Commit Graph

3 Commits

Author SHA1 Message Date
Patrick Steinhardt
2603ba2286 odb/source-inmemory: convert to use oidtree
The in-memory source stores its objects in a simple array that we grow as
needed. This has a couple of downsides:

  - The object lookup is O(n). This doesn't matter in practice because
    we only store a small number of objects.

  - We don't have an easy way to iterate over all objects in
    lexicographic order.

  - We don't have an easy way to compute unique object ID prefixes.

Refactor the code to use an oidtree instead.
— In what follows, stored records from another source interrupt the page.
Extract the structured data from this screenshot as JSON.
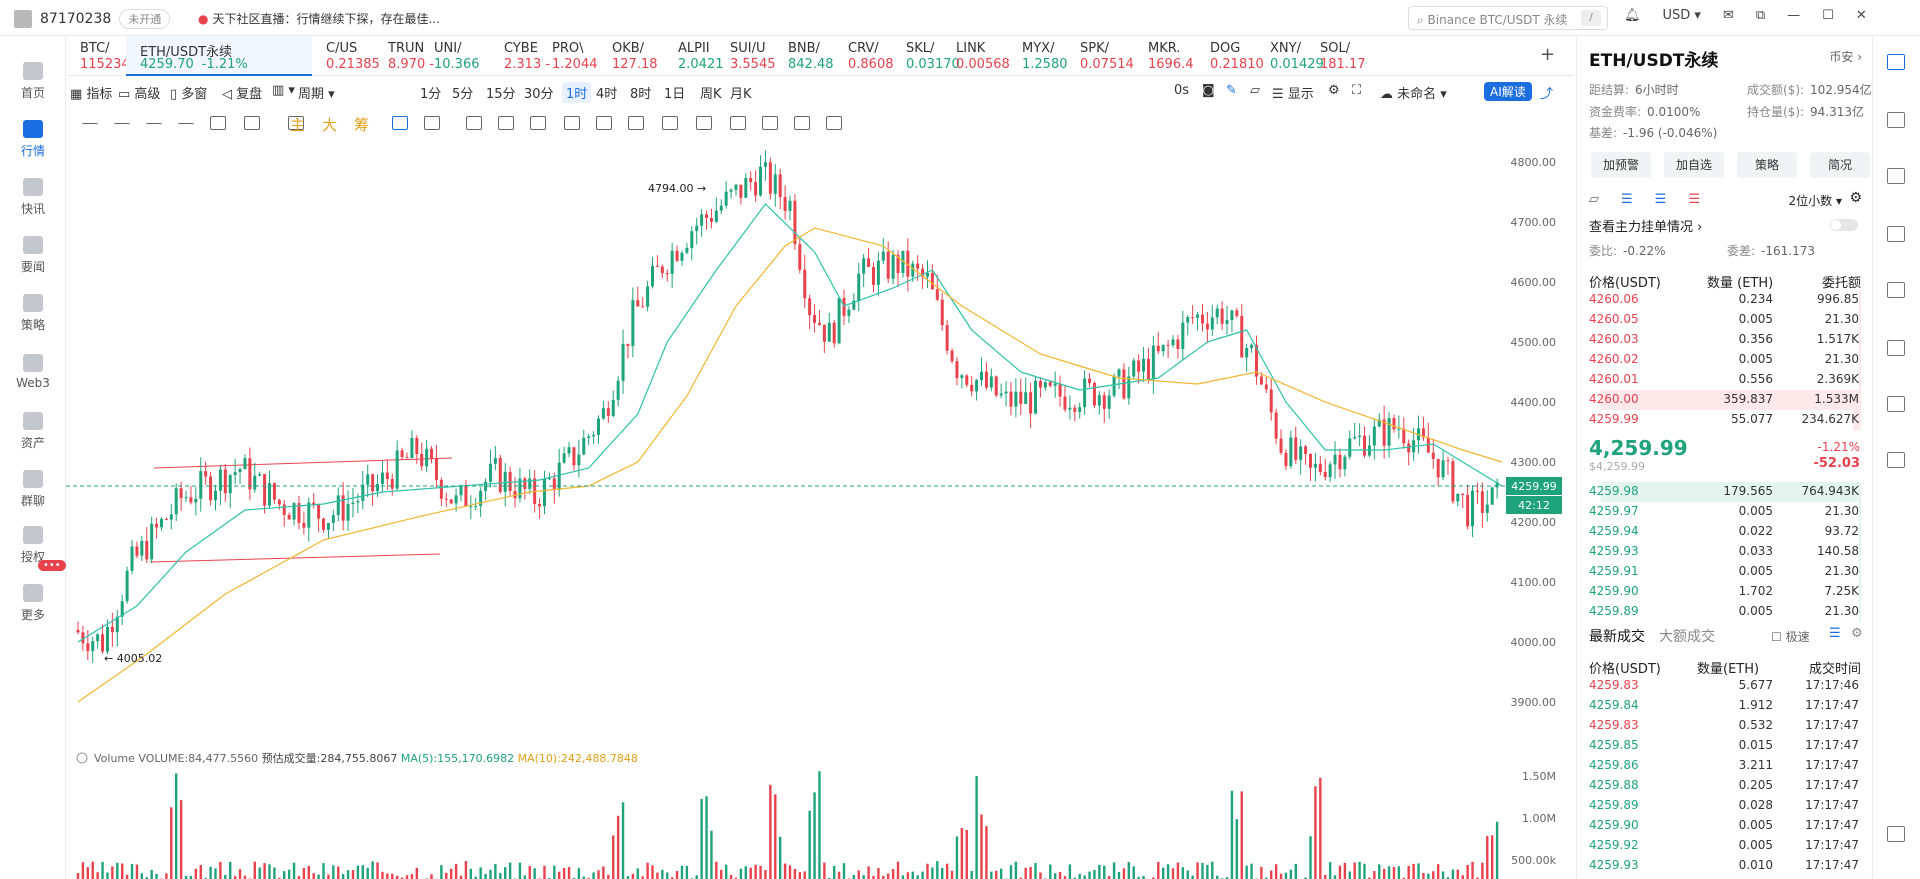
{
  "top": {
    "uid": "87170238",
    "status": "未开通",
    "news": "天下社区直播：行情继续下探，存在最佳...",
    "search_placeholder": "Binance BTC/USDT 永续",
    "search_key": "/",
    "currency": "USD"
  },
  "nav": [
    {
      "label": "首页"
    },
    {
      "label": "行情"
    },
    {
      "label": "快讯"
    },
    {
      "label": "要闻"
    },
    {
      "label": "策略"
    },
    {
      "label": "Web3"
    },
    {
      "label": "资产"
    },
    {
      "label": "群聊"
    },
    {
      "label": "授权"
    },
    {
      "label": "更多"
    }
  ],
  "nav_badge": "•••",
  "tickers": [
    {
      "name": "BTC/",
      "price": "115234.",
      "up": false
    },
    {
      "name": "ETH/USDT永续",
      "price": "4259.70",
      "chg": "-1.21%",
      "up": true
    },
    {
      "name": "C/US",
      "price": "0.21385",
      "up": false
    },
    {
      "name": "TRUN",
      "price": "8.970 -",
      "up": false
    },
    {
      "name": "UNI/",
      "price": "10.366",
      "up": true
    },
    {
      "name": "CYBE",
      "price": "2.313 -",
      "up": false
    },
    {
      "name": "PRO\\",
      "price": "1.2044",
      "up": false
    },
    {
      "name": "OKB/",
      "price": "127.18",
      "up": false
    },
    {
      "name": "ALPII",
      "price": "2.0421",
      "up": true
    },
    {
      "name": "SUI/U",
      "price": "3.5545",
      "up": false
    },
    {
      "name": "BNB/",
      "price": "842.48",
      "up": true
    },
    {
      "name": "CRV/",
      "price": "0.8608",
      "up": false
    },
    {
      "name": "SKL/",
      "price": "0.03170",
      "up": true
    },
    {
      "name": "LINK",
      "price": "0.00568",
      "up": false
    },
    {
      "name": "MYX/",
      "price": "1.2580",
      "up": true
    },
    {
      "name": "SPK/",
      "price": "0.07514",
      "up": false
    },
    {
      "name": "MKR.",
      "price": "1696.4",
      "up": false
    },
    {
      "name": "DOG",
      "price": "0.21810",
      "up": false
    },
    {
      "name": "XNY/",
      "price": "0.01429",
      "up": true
    },
    {
      "name": "SOL/",
      "price": "181.17",
      "up": false
    }
  ],
  "toolbar": {
    "indicators": "指标",
    "advanced": "高级",
    "multi": "多窗",
    "replay": "复盘",
    "period": "周期",
    "intervals": [
      "1分",
      "5分",
      "15分",
      "30分",
      "1时",
      "4时",
      "8时",
      "1日",
      "周K",
      "月K"
    ],
    "active_interval": "1时",
    "countdown": "0s",
    "display": "显示",
    "unnamed": "未命名",
    "ai": "AI解读"
  },
  "draw_chars": [
    "主",
    "大",
    "筹"
  ],
  "chart_data": {
    "type": "candlestick",
    "symbol": "ETH/USDT永续",
    "interval": "1时",
    "ylim": [
      3850,
      4850
    ],
    "yticks": [
      3900,
      4000,
      4100,
      4200,
      4300,
      4400,
      4500,
      4600,
      4700,
      4800
    ],
    "high_label": "4794.00",
    "low_label": "4005.02",
    "last_price": "4259.99",
    "countdown": "42:12",
    "volume_ticks": [
      "1.50M",
      "1.00M",
      "500.00k"
    ],
    "volume_legend": {
      "title": "Volume",
      "vol": "VOLUME:84,477.5560",
      "est": "预估成交量:284,755.8067",
      "ma5": "MA(5):155,170.6982",
      "ma10": "MA(10):242,488.7848"
    },
    "path": [
      [
        0,
        4020
      ],
      [
        6,
        4000
      ],
      [
        12,
        4130
      ],
      [
        22,
        4240
      ],
      [
        34,
        4290
      ],
      [
        42,
        4230
      ],
      [
        52,
        4210
      ],
      [
        62,
        4260
      ],
      [
        70,
        4320
      ],
      [
        78,
        4230
      ],
      [
        86,
        4280
      ],
      [
        94,
        4240
      ],
      [
        102,
        4310
      ],
      [
        108,
        4380
      ],
      [
        114,
        4540
      ],
      [
        120,
        4630
      ],
      [
        126,
        4690
      ],
      [
        134,
        4740
      ],
      [
        140,
        4780
      ],
      [
        146,
        4730
      ],
      [
        150,
        4560
      ],
      [
        154,
        4510
      ],
      [
        160,
        4610
      ],
      [
        168,
        4630
      ],
      [
        174,
        4600
      ],
      [
        180,
        4460
      ],
      [
        190,
        4400
      ],
      [
        200,
        4410
      ],
      [
        212,
        4420
      ],
      [
        222,
        4480
      ],
      [
        228,
        4540
      ],
      [
        234,
        4550
      ],
      [
        240,
        4480
      ],
      [
        246,
        4330
      ],
      [
        252,
        4280
      ],
      [
        260,
        4330
      ],
      [
        270,
        4360
      ],
      [
        278,
        4300
      ],
      [
        284,
        4220
      ],
      [
        290,
        4240
      ]
    ],
    "ma_short": [
      [
        0,
        4000
      ],
      [
        12,
        4060
      ],
      [
        22,
        4150
      ],
      [
        34,
        4220
      ],
      [
        50,
        4230
      ],
      [
        62,
        4250
      ],
      [
        78,
        4260
      ],
      [
        94,
        4270
      ],
      [
        104,
        4290
      ],
      [
        114,
        4380
      ],
      [
        120,
        4500
      ],
      [
        130,
        4620
      ],
      [
        140,
        4730
      ],
      [
        150,
        4650
      ],
      [
        156,
        4560
      ],
      [
        166,
        4590
      ],
      [
        174,
        4620
      ],
      [
        182,
        4520
      ],
      [
        192,
        4450
      ],
      [
        204,
        4420
      ],
      [
        220,
        4440
      ],
      [
        230,
        4500
      ],
      [
        238,
        4520
      ],
      [
        246,
        4400
      ],
      [
        254,
        4320
      ],
      [
        266,
        4320
      ],
      [
        276,
        4330
      ],
      [
        284,
        4290
      ],
      [
        290,
        4260
      ]
    ],
    "ma_long": [
      [
        0,
        3900
      ],
      [
        14,
        3980
      ],
      [
        30,
        4080
      ],
      [
        50,
        4170
      ],
      [
        70,
        4210
      ],
      [
        92,
        4250
      ],
      [
        104,
        4260
      ],
      [
        114,
        4300
      ],
      [
        124,
        4410
      ],
      [
        134,
        4560
      ],
      [
        144,
        4660
      ],
      [
        150,
        4690
      ],
      [
        164,
        4660
      ],
      [
        180,
        4560
      ],
      [
        196,
        4480
      ],
      [
        212,
        4440
      ],
      [
        228,
        4430
      ],
      [
        240,
        4450
      ],
      [
        254,
        4400
      ],
      [
        268,
        4360
      ],
      [
        282,
        4320
      ],
      [
        290,
        4300
      ]
    ]
  },
  "rpanel": {
    "title": "ETH/USDT永续",
    "exchange": "币安",
    "settle_label": "距结算:",
    "settle": "6小时时",
    "vol_label": "成交额($):",
    "vol": "102.954亿",
    "fund_label": "资金费率:",
    "fund": "0.0100%",
    "oi_label": "持仓量($):",
    "oi": "94.313亿",
    "basis_label": "基差:",
    "basis": "-1.96 (-0.046%)",
    "buttons": [
      "加预警",
      "加自选",
      "策略",
      "简况"
    ],
    "decimals": "2位小数",
    "depth_link": "查看主力挂单情况",
    "ratio_label": "委比:",
    "ratio": "-0.22%",
    "diff_label": "委差:",
    "diff": "-161.173",
    "ob_cols": [
      "价格(USDT)",
      "数量 (ETH)",
      "委托额"
    ],
    "asks": [
      [
        "4260.06",
        "0.234",
        "996.85"
      ],
      [
        "4260.05",
        "0.005",
        "21.30"
      ],
      [
        "4260.03",
        "0.356",
        "1.517K"
      ],
      [
        "4260.02",
        "0.005",
        "21.30"
      ],
      [
        "4260.01",
        "0.556",
        "2.369K"
      ],
      [
        "4260.00",
        "359.837",
        "1.533M"
      ],
      [
        "4259.99",
        "55.077",
        "234.627K"
      ]
    ],
    "last": "4,259.99",
    "last_usd": "$4,259.99",
    "last_chg": "-1.21%",
    "last_diff": "-52.03",
    "bids": [
      [
        "4259.98",
        "179.565",
        "764.943K"
      ],
      [
        "4259.97",
        "0.005",
        "21.30"
      ],
      [
        "4259.94",
        "0.022",
        "93.72"
      ],
      [
        "4259.93",
        "0.033",
        "140.58"
      ],
      [
        "4259.91",
        "0.005",
        "21.30"
      ],
      [
        "4259.90",
        "1.702",
        "7.25K"
      ],
      [
        "4259.89",
        "0.005",
        "21.30"
      ]
    ],
    "trade_tab1": "最新成交",
    "trade_tab2": "大额成交",
    "fast": "极速",
    "tr_cols": [
      "价格(USDT)",
      "数量(ETH)",
      "成交时间"
    ],
    "trades": [
      [
        "4259.83",
        "5.677",
        "17:17:46",
        false
      ],
      [
        "4259.84",
        "1.912",
        "17:17:47",
        true
      ],
      [
        "4259.83",
        "0.532",
        "17:17:47",
        false
      ],
      [
        "4259.85",
        "0.015",
        "17:17:47",
        true
      ],
      [
        "4259.86",
        "3.211",
        "17:17:47",
        true
      ],
      [
        "4259.88",
        "0.205",
        "17:17:47",
        true
      ],
      [
        "4259.89",
        "0.028",
        "17:17:47",
        true
      ],
      [
        "4259.90",
        "0.005",
        "17:17:47",
        true
      ],
      [
        "4259.92",
        "0.005",
        "17:17:47",
        true
      ],
      [
        "4259.93",
        "0.010",
        "17:17:47",
        true
      ]
    ]
  }
}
This is the same data
structure used by our loose object source, and thus it means we get a
bunch of functionality for free.

Signed-off-by: Patrick Steinhardt <ps@pks.im>
Signed-off-by: Junio C Hamano <gitster@pobox.com>
2026-04-09 11:17:08 -07:00
Patrick Steinhardt
06e49d9d29 odb/source-inmemory: implement free() callback
Implement the `free()` callback function for the "in-memory" source.
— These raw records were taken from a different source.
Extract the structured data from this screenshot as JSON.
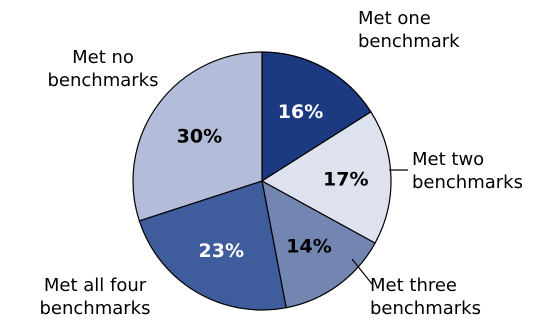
{
  "chart_data": {
    "type": "pie",
    "title": "",
    "start_angle_deg": 0,
    "direction": "clockwise",
    "slices": [
      {
        "label": [
          "Met one",
          "benchmark"
        ],
        "value": 16,
        "value_label": "16%",
        "color": "#1b3a82",
        "text_color": "#ffffff"
      },
      {
        "label": [
          "Met two",
          "benchmarks"
        ],
        "value": 17,
        "value_label": "17%",
        "color": "#dde2ee",
        "text_color": "#000000"
      },
      {
        "label": [
          "Met three",
          "benchmarks"
        ],
        "value": 14,
        "value_label": "14%",
        "color": "#7386b2",
        "text_color": "#000000"
      },
      {
        "label": [
          "Met all four",
          "benchmarks"
        ],
        "value": 23,
        "value_label": "23%",
        "color": "#3f5c9c",
        "text_color": "#ffffff"
      },
      {
        "label": [
          "Met no",
          "benchmarks"
        ],
        "value": 30,
        "value_label": "30%",
        "color": "#b3bcd8",
        "text_color": "#000000"
      }
    ]
  }
}
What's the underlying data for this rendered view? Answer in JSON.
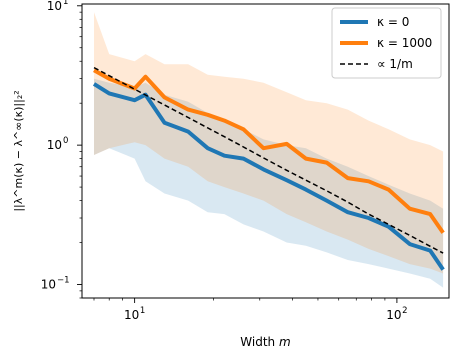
{
  "chart_data": {
    "type": "line",
    "title": "",
    "xlabel": "Width m",
    "ylabel": "||λ^m(κ) − λ^∞(κ)||₂²",
    "xscale": "log",
    "yscale": "log",
    "xlim": [
      6.3,
      158
    ],
    "ylim": [
      0.08,
      10.3
    ],
    "x_ticks": [
      {
        "value": 10,
        "base": "10",
        "exp": "1"
      },
      {
        "value": 100,
        "base": "10",
        "exp": "2"
      }
    ],
    "y_ticks": [
      {
        "value": 10,
        "base": "10",
        "exp": "1"
      },
      {
        "value": 1,
        "base": "10",
        "exp": "0"
      },
      {
        "value": 0.1,
        "base": "10",
        "exp": "−1"
      }
    ],
    "grid": false,
    "legend_position": "top-right",
    "x": [
      7,
      8,
      10,
      11,
      13,
      16,
      19,
      22,
      26,
      31,
      38,
      45,
      54,
      65,
      78,
      93,
      112,
      134,
      150
    ],
    "series": [
      {
        "name": "κ = 0",
        "color": "#1f77b4",
        "style": "solid",
        "values": [
          2.75,
          2.35,
          2.1,
          2.3,
          1.45,
          1.25,
          0.95,
          0.84,
          0.8,
          0.67,
          0.56,
          0.48,
          0.4,
          0.33,
          0.3,
          0.26,
          0.195,
          0.175,
          0.128
        ],
        "band_lower": [
          0.85,
          0.95,
          0.8,
          0.55,
          0.45,
          0.4,
          0.33,
          0.32,
          0.27,
          0.24,
          0.2,
          0.19,
          0.17,
          0.15,
          0.14,
          0.13,
          0.12,
          0.11,
          0.095
        ],
        "band_upper": [
          3.0,
          2.8,
          2.6,
          2.8,
          2.3,
          2.05,
          1.7,
          1.5,
          1.3,
          1.1,
          1.0,
          0.95,
          0.8,
          0.7,
          0.6,
          0.52,
          0.45,
          0.4,
          0.35
        ]
      },
      {
        "name": "κ = 1000",
        "color": "#ff7f0e",
        "style": "solid",
        "values": [
          3.45,
          3.0,
          2.55,
          3.1,
          2.2,
          1.8,
          1.65,
          1.5,
          1.3,
          0.95,
          1.02,
          0.8,
          0.75,
          0.58,
          0.55,
          0.48,
          0.35,
          0.32,
          0.235
        ],
        "band_lower": [
          0.85,
          0.95,
          1.05,
          1.0,
          0.8,
          0.7,
          0.55,
          0.5,
          0.45,
          0.4,
          0.32,
          0.28,
          0.24,
          0.21,
          0.18,
          0.16,
          0.14,
          0.13,
          0.12
        ],
        "band_upper": [
          9.0,
          4.5,
          4.0,
          4.5,
          3.8,
          3.8,
          3.2,
          3.1,
          3.0,
          2.8,
          2.4,
          2.1,
          2.0,
          1.8,
          1.5,
          1.3,
          1.1,
          1.0,
          0.9
        ]
      },
      {
        "name": "∝ 1/m",
        "color": "#000000",
        "style": "dashed",
        "values": [
          3.6,
          3.15,
          2.52,
          2.29,
          1.94,
          1.58,
          1.33,
          1.15,
          0.97,
          0.81,
          0.66,
          0.56,
          0.47,
          0.39,
          0.32,
          0.27,
          0.225,
          0.188,
          0.168
        ]
      }
    ]
  }
}
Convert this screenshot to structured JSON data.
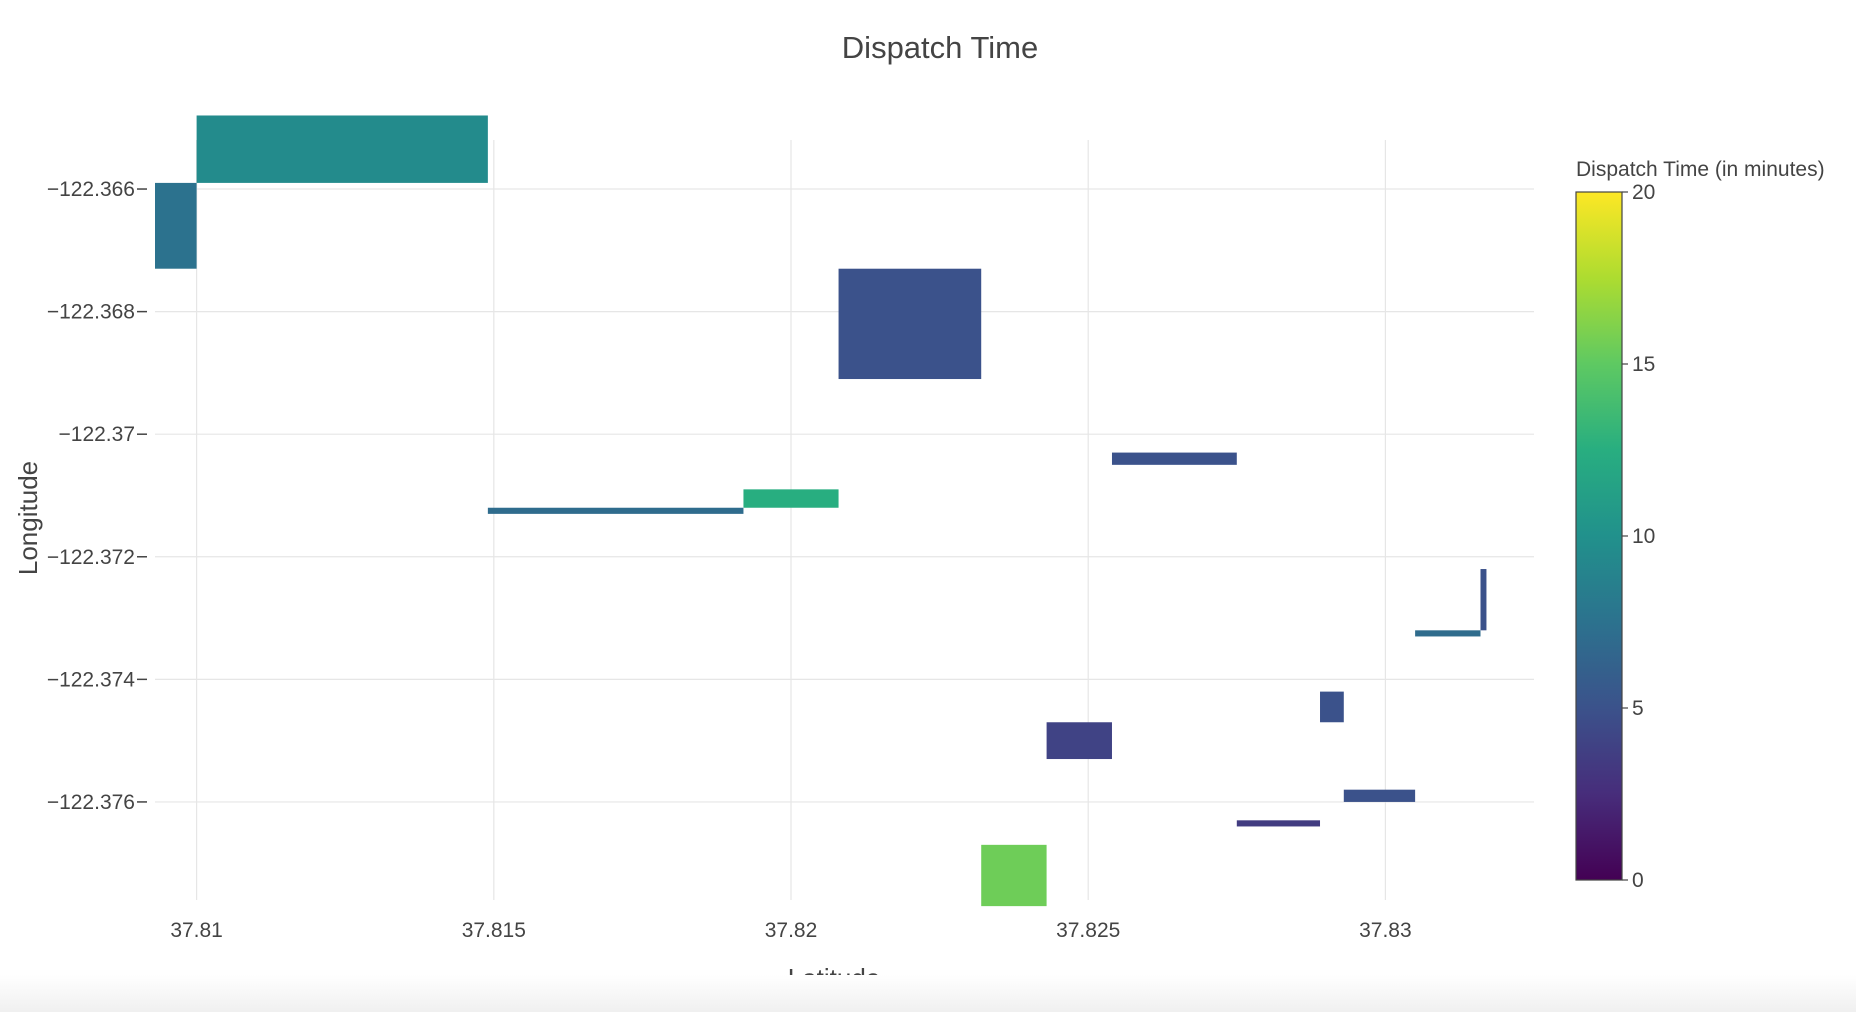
{
  "chart_data": {
    "type": "heatmap",
    "title": "Dispatch Time",
    "xlabel": "Latitude",
    "ylabel": "Longitude",
    "xlim": [
      37.8093,
      37.8325
    ],
    "ylim": [
      -122.3776,
      -122.3652
    ],
    "x_ticks": [
      {
        "value": 37.81,
        "label": "37.81"
      },
      {
        "value": 37.815,
        "label": "37.815"
      },
      {
        "value": 37.82,
        "label": "37.82"
      },
      {
        "value": 37.825,
        "label": "37.825"
      },
      {
        "value": 37.83,
        "label": "37.83"
      }
    ],
    "y_ticks": [
      {
        "value": -122.366,
        "label": "−122.366"
      },
      {
        "value": -122.368,
        "label": "−122.368"
      },
      {
        "value": -122.37,
        "label": "−122.37"
      },
      {
        "value": -122.372,
        "label": "−122.372"
      },
      {
        "value": -122.374,
        "label": "−122.374"
      },
      {
        "value": -122.376,
        "label": "−122.376"
      }
    ],
    "grid": true,
    "colorscale": "viridis",
    "colorbar": {
      "title": "Dispatch Time (in minutes)",
      "range": [
        0,
        20
      ],
      "ticks": [
        {
          "value": 0,
          "label": "0"
        },
        {
          "value": 5,
          "label": "5"
        },
        {
          "value": 10,
          "label": "10"
        },
        {
          "value": 15,
          "label": "15"
        },
        {
          "value": 20,
          "label": "20"
        }
      ]
    },
    "cells": [
      {
        "x0": 37.8093,
        "x1": 37.81,
        "y0": -122.3673,
        "y1": -122.3659,
        "value": 7.5
      },
      {
        "x0": 37.81,
        "x1": 37.8149,
        "y0": -122.3659,
        "y1": -122.3648,
        "value": 9.5
      },
      {
        "x0": 37.8208,
        "x1": 37.8232,
        "y0": -122.3691,
        "y1": -122.3673,
        "value": 5.0
      },
      {
        "x0": 37.8149,
        "x1": 37.8192,
        "y0": -122.3713,
        "y1": -122.3712,
        "value": 7.0
      },
      {
        "x0": 37.8192,
        "x1": 37.8208,
        "y0": -122.3712,
        "y1": -122.3709,
        "value": 12.5
      },
      {
        "x0": 37.8254,
        "x1": 37.8275,
        "y0": -122.3705,
        "y1": -122.3703,
        "value": 5.0
      },
      {
        "x0": 37.8305,
        "x1": 37.8316,
        "y0": -122.3733,
        "y1": -122.3732,
        "value": 7.0
      },
      {
        "x0": 37.8316,
        "x1": 37.8317,
        "y0": -122.3732,
        "y1": -122.3722,
        "value": 5.0
      },
      {
        "x0": 37.8289,
        "x1": 37.8293,
        "y0": -122.3747,
        "y1": -122.3742,
        "value": 5.0
      },
      {
        "x0": 37.8243,
        "x1": 37.8254,
        "y0": -122.3753,
        "y1": -122.3747,
        "value": 4.0
      },
      {
        "x0": 37.8293,
        "x1": 37.8305,
        "y0": -122.376,
        "y1": -122.3758,
        "value": 5.0
      },
      {
        "x0": 37.8275,
        "x1": 37.8289,
        "y0": -122.3764,
        "y1": -122.3763,
        "value": 3.5
      },
      {
        "x0": 37.8232,
        "x1": 37.8243,
        "y0": -122.3777,
        "y1": -122.3767,
        "value": 15.5
      }
    ]
  }
}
Note that this requires us to define `struct cached_object_entry` in
"odb/source-inmemory.h", as it is accessed in both "odb.c" and
"odb/source-inmemory.c" now. This will be fixed in subsequent commits
though.

Signed-off-by: Patrick Steinhardt <ps@pks.im>
Signed-off-by: Junio C Hamano <gitster@pobox.com>
2026-04-09 11:17:07 -07:00
Patrick Steinhardt
3789d4f2be odb: introduce "in-memory" source
Next to our typical object database sources, each object database also
has an implicit source of "cached" objects. These cached objects only
exist in memory and some use cases:

  - They contain evergreen objects that we expect to always exist, like
    for example the empty tree.

  - They can be used to store temporary objects that we don't want to
    persist to disk, which is used by git-blame(1) to create a fake
    worktree commit.

Overall, their use is somewhat restricted though. For example, we don't
provide the ability to use it as a temporary object database source that
allows the user to write objects, but discard them after Git exists. So
while these cached objects behave almost like a source, they aren't used
as one.

This is about to change over the following commits, where we will turn
cached objects into a new "in-memory" source. This will allow us to use
it exactly the same as any other source by providing the same common
interface as the "files" source.

For now, the in-memory source only hosts the cached objects and doesn't
provide any logic yet. This will change with subsequent commits, where
we move respective functionality into the source.